Data Analysis And The Fight Against Medicare Part D Abuse

By: Louis C. Szura, Esq.
Date: July 15, 2015

The newest battleground for the war against Medicare fraud and abuse – electronic data analysis – is proving fruitful. But, more needs to be done, especially concerning the fraud and abuse of opioid prescriptions through Part D.

Yesterday, CMS announced that, during the 2014 calendar year, its Fraud Prevention System (FPS) “identified or prevented $454 million” in “troublesome billing patterns and outlier claims” throughout Medicare. The FPS identifies those inappropriate payments for follow-up action with a data analysis systems similar to systems used by credit card companies to proactively detect fraud.  Moreover, the FPS seems to be increasing its ability to detect inappropriate payments as it gains information reviewing various forms of fraudulent behavior around the country. A larger dollar amount of inappropriate billings were detected in 2014 than in the previous two years combined ($820 million).

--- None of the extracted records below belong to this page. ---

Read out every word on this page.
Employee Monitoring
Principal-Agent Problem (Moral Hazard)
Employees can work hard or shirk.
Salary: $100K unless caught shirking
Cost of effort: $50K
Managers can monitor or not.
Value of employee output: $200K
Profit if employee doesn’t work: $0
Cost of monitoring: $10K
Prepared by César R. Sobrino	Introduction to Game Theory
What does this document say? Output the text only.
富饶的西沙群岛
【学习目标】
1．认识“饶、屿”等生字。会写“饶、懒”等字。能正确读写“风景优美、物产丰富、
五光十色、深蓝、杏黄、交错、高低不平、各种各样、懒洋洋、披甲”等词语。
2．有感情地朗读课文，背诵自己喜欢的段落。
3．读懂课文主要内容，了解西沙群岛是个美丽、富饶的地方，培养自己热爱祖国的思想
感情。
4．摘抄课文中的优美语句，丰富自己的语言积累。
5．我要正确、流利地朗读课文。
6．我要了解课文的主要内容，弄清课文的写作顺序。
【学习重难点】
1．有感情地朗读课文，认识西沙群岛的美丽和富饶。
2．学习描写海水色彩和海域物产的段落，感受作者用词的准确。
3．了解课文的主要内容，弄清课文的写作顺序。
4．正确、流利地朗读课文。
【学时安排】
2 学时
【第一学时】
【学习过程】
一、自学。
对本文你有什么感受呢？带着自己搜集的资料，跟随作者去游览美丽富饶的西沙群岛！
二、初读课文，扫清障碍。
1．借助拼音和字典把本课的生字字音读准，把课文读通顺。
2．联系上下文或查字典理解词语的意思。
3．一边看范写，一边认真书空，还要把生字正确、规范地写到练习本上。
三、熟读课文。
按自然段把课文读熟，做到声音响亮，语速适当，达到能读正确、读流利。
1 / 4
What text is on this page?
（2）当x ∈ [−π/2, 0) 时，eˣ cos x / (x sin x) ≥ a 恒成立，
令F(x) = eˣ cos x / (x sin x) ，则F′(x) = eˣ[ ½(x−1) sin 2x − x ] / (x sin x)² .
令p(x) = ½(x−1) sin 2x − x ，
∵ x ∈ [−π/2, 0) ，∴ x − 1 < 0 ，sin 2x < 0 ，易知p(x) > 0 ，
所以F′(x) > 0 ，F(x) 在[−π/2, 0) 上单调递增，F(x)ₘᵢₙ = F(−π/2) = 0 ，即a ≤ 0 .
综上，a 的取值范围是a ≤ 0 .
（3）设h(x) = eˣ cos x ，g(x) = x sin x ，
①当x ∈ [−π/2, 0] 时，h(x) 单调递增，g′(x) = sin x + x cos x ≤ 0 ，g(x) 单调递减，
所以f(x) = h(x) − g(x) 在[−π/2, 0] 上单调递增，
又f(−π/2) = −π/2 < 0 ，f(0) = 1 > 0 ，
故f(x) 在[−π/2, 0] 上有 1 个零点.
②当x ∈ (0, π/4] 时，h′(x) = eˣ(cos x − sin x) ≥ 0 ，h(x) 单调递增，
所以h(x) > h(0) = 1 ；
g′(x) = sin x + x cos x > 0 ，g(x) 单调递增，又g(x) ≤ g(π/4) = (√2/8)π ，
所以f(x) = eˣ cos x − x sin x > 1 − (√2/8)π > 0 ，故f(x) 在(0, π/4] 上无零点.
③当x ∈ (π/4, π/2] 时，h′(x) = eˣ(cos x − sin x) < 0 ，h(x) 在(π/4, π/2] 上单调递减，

While the FPS is used to identify all types of inappropriate billing, CMS also provided additional detail about its fight against Medicare Part D fraud and abuse of opioids. Coinciding with its FPS announcement, representatives of the Centers for Medicare and Medicaid Services and the HHS Office of Inspector General testified before a U.S. House Committee on the topic of strengthening the program integrity of Medicare Part D to prevent opioid abuse. The testimony focused on the rampant abuse of opioids and what can be done to stop it. As part of their testimony, Ann Maxwell from OIG and Shantanu Agrawal from CMS shared their insight and some alarming statistics about opioid abuse gathered from data analysis:

  • From 2006 to 2014, spending for Part D drugs more than doubled. It increased by 136%, from $51.3 billion to $121.1 billion. Over the same time, spending for commonly abused opioids grew at an even higher rate, from $1.5 billion to $3.9 billion, an increase of 156%.
  • The OIG examined pharmacy billing patterns in 2014 to look for questionable billing that might be an indicator of fraud and identified 1,432 retail pharmacies that had questionable billing in that time period.
In light of the situation, the representatives resolved to increase their efforts to stem the tide of abuse. In addition to their existing powers, they identified additional measures that are going to be taken to fight this growing problem. The pointed out that the President’s proposed 2016 Budget would provide the Secretary of HHS with expanded authority to:

  1. Suspend coverage and payment for drugs prescribed by providers who have  been engaged in misprescribing or overprescribing drugs with abuse potential;
  2. Suspend coverage and payment for Part D drugs when those prescriptions present an imminent risk to patients; and
  3. Require additional information on certain Part D prescriptions, such as diagnosis and incident codes, as a condition of coverage.
Look for these powers to be the subject of upcoming legislation. In addition, CMS stated that it is targeting individual prescribers to ensure only legitimate prescribers are appropriately prescribing to beneficiaries. CMS is going to implement its power, under Section 6405 of the Affordable Care Act, to require most prescribers of drugs paid for by Part D to enroll in Medicare. CMS is currently, actively working to enroll over 400,000 prescribers of Part D drugs by January 2016 and to enforce the requirement that plans deny Part D claims that are written by prescribers who do not meet the necessary requirements by June 2016. Finally, in addition to increasing its taskforce efforts and collaborating with plan sponsors and law enforcement, CMS also plans to increase its data analysis capabilities. CMS will be implementing quicker and more efficient data sharing and analysis with its Medicare Drug Integrity Contractor.  Those efforts should result in even higher numbers of inappropriate billings for opioid abuse being identified for investigation in the future.